About

“Not everything that is faced can be changed, but nothing can be changed until it is faced.” James Baldwin, “As Much Truth as One Can Bear

Hello. My name in Phil Ewell and this is my blog, which I launched in order to seek racial, gender, and social justice in the field of music theory. Everyone in my field knows that it is unremittingly white and male, but once I began to understand how whiteness and maleness work in tandem to suppress nonwhiteness and nonmaleness, both subconsciously and consciously, I began to do the academic work in order to expose this unjust side of music theory so that we might begin the process of deconstructing our white-male structures. I now consider myself an activist in the field, one who advocates for change by exposing how existing white-male power structures suppress marginalized voices, and by pressing for the necessary changes so that all voices in music theory can be heard. I was honored and humbled to be recently named the “Susan McClary and Robert Walser Fellow” of the American Council of Learned Societies for 2020–2021 for my race and feminist scholarship in music theory. During this academic year I will be working on a monograph addressing these issues. To learn more about me and my career, visit my personal website.
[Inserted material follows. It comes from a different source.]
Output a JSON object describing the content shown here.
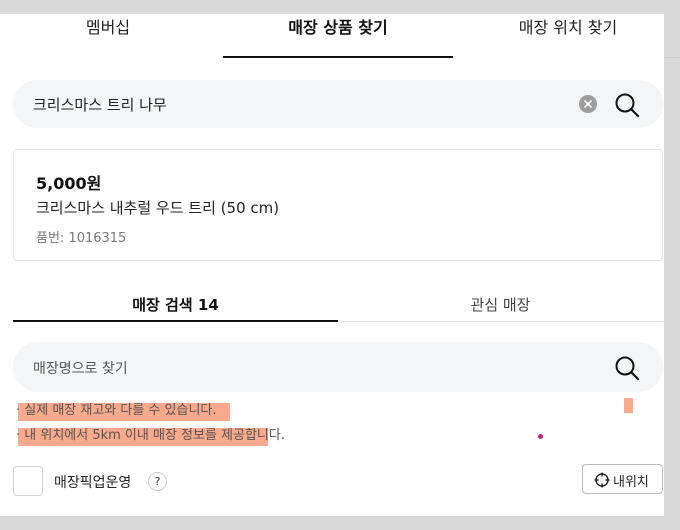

“I was conditioned by my art history professors to believe that only the work of white people mattered. I engaged a mainstream art world—museums, galleries, collectors, and publishers—that viewed artists of color as sentimental or irrelevant at best, but more often as inept and dull. I eventually accepted these racist myths, even as I continued to live in the projects. But I also experienced another awakening: I learned how to see.”
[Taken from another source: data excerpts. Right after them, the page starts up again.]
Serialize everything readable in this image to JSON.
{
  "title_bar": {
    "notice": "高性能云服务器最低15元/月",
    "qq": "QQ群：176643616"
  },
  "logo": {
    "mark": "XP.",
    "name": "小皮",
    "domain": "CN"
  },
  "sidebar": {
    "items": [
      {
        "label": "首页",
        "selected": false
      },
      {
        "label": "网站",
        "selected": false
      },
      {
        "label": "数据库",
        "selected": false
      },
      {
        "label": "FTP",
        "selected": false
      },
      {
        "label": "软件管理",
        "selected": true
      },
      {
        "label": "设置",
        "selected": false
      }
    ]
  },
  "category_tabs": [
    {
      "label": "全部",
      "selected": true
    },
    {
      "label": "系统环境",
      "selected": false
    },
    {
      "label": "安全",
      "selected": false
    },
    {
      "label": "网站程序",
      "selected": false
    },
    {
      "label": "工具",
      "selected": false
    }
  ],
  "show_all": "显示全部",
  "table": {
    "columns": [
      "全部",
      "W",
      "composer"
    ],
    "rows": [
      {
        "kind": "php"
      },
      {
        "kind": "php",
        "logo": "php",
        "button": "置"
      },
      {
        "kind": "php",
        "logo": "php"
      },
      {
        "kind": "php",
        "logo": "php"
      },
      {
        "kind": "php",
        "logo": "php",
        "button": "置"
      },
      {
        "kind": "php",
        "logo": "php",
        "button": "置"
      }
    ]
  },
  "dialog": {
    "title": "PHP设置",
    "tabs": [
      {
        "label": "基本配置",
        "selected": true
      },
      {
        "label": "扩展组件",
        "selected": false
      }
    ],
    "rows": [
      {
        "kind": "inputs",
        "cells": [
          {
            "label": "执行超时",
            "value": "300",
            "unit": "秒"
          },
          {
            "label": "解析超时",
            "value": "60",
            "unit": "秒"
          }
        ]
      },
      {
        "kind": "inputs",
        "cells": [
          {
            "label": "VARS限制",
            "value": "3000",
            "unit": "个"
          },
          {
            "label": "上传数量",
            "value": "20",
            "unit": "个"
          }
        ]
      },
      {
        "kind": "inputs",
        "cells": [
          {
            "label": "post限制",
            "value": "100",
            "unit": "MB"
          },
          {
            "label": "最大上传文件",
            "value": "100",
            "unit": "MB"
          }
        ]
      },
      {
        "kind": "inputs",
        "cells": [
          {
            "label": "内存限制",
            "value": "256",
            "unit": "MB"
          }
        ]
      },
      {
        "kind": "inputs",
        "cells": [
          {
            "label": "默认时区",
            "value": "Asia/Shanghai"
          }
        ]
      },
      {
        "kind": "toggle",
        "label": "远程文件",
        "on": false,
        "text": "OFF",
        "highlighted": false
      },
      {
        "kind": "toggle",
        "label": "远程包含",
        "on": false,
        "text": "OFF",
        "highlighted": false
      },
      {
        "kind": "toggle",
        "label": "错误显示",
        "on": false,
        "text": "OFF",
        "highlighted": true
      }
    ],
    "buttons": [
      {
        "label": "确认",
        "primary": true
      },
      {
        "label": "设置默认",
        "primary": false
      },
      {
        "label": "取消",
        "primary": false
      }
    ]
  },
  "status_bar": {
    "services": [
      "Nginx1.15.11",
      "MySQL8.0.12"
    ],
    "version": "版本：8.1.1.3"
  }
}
Maurice Berger, “Using Photography to Tell Stories About Race

“In the cause of silence, each of us draws the face of her own fear—fear of contempt, of censure, or some judgment, or recognition, of challenge, of annihilation. But most of all, I think, we fear the visibility without which we cannot truly live. Within this country where racial difference creates a constant, if unspoken, distortion of vision, Black women have on one hand always been highly visible, and so, on the other hand, have been rendered invisible through the depersonalization of racism.”

Audre Lorde, “The Transformation of Silence into Language and Action

“Only racists say they are not racist. Only the racist lives by the heartbeat of denial. The antiracist lives by the opposite heartbeat, one that rarely and irregularly sounds in America—the heartbeat of confession.”